EDMONTON EXISTENTIAL

 

The Duality of Water

 

When spring arrived earlier this year it neglected to bring its usual box of rain. Our first month of summer in these parts has been unusually hot and of course, unusually dry. Western Canada is aflame with wildfires. Two Alberta counties have already declared agricultural disaster. Seven others are toeing the cracked, cropless crusts of soil within their boundaries and contemplating the obvious next step.

 

Extreme heat in an urban environment cooks up its own dynamic; flashpoint explosions of irritation are hair-trigger. It is murder weather in a concrete jungle misty with the campfire smell and haze of distant fires broiling in the rays of the big hot orange sun. Police sirens seem more frequent and that much closer. A brown lawn within city limits is a picayune complaint. We may be plagued with grasshoppers but at least there are no mosquitoes.

 

The light of summer’s days lingers at this latitude. Last night I cleared out the spent, straw poppy stocks from the bed in the front along the property line. Tantalizing, teasing drops of rain dripped from the cool grey sky. The soil roiling torrent hit around midnight.

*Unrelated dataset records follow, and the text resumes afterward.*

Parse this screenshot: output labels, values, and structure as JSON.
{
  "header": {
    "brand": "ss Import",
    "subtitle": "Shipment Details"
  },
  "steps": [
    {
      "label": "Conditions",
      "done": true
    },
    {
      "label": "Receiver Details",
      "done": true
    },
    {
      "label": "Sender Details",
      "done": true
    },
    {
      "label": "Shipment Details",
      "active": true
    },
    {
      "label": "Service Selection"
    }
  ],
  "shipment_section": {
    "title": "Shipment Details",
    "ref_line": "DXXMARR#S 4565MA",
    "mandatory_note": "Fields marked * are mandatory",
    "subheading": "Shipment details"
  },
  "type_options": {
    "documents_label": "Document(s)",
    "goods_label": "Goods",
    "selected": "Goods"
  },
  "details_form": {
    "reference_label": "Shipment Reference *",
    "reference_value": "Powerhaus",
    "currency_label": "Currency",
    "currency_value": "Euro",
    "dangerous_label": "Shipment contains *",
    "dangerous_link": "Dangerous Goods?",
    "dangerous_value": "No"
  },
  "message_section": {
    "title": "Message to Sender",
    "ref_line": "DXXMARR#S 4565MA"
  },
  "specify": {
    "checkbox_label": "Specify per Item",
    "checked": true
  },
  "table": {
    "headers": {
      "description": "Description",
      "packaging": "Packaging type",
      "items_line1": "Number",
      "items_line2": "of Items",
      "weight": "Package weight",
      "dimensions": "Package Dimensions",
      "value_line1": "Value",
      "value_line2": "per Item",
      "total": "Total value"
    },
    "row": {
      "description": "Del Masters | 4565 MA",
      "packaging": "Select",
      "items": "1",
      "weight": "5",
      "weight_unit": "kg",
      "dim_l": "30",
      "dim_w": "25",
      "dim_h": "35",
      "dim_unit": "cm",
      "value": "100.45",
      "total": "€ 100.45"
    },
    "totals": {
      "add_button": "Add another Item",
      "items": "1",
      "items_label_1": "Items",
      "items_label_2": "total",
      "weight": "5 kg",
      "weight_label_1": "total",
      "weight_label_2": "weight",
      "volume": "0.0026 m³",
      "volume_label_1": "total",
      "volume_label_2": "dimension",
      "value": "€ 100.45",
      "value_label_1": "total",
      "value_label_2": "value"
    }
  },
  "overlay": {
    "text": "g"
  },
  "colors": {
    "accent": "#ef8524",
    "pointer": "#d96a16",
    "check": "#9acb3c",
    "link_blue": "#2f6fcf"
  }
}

Ann and I sat outside on the front porch to watch the rain and the lightning, and listen to the thunder. We shared a few golden moments until the welcome water began to stream off the roof like quicksilver panes of glass.

 

Our home’s roof and eavestroughs are new, less than a year old. And we’d both been up on the roof 48 hours earlier searching for a breech as we’d been hearing worrisome critter scritching in the airspace between the soffit and the roof, squirrel action. Jesus, what’s nesting in the attic? The troughs were immaculate; between us we managed maybe two fistfuls of tree debris. The mouths of the downspouts were clear, gaping.

 
Water is the stuff of life, especially on a parched prairie. Water is also insidiously destructive as it will always find its own way through and into places where it’s unwanted. The cool, cool crystal rain poured down last night, too late for farmers, but much, much closer to home through an invisible gap between the edge of our roof and our eavestrough. Ann and I looked at each other: This is not good, all this rain.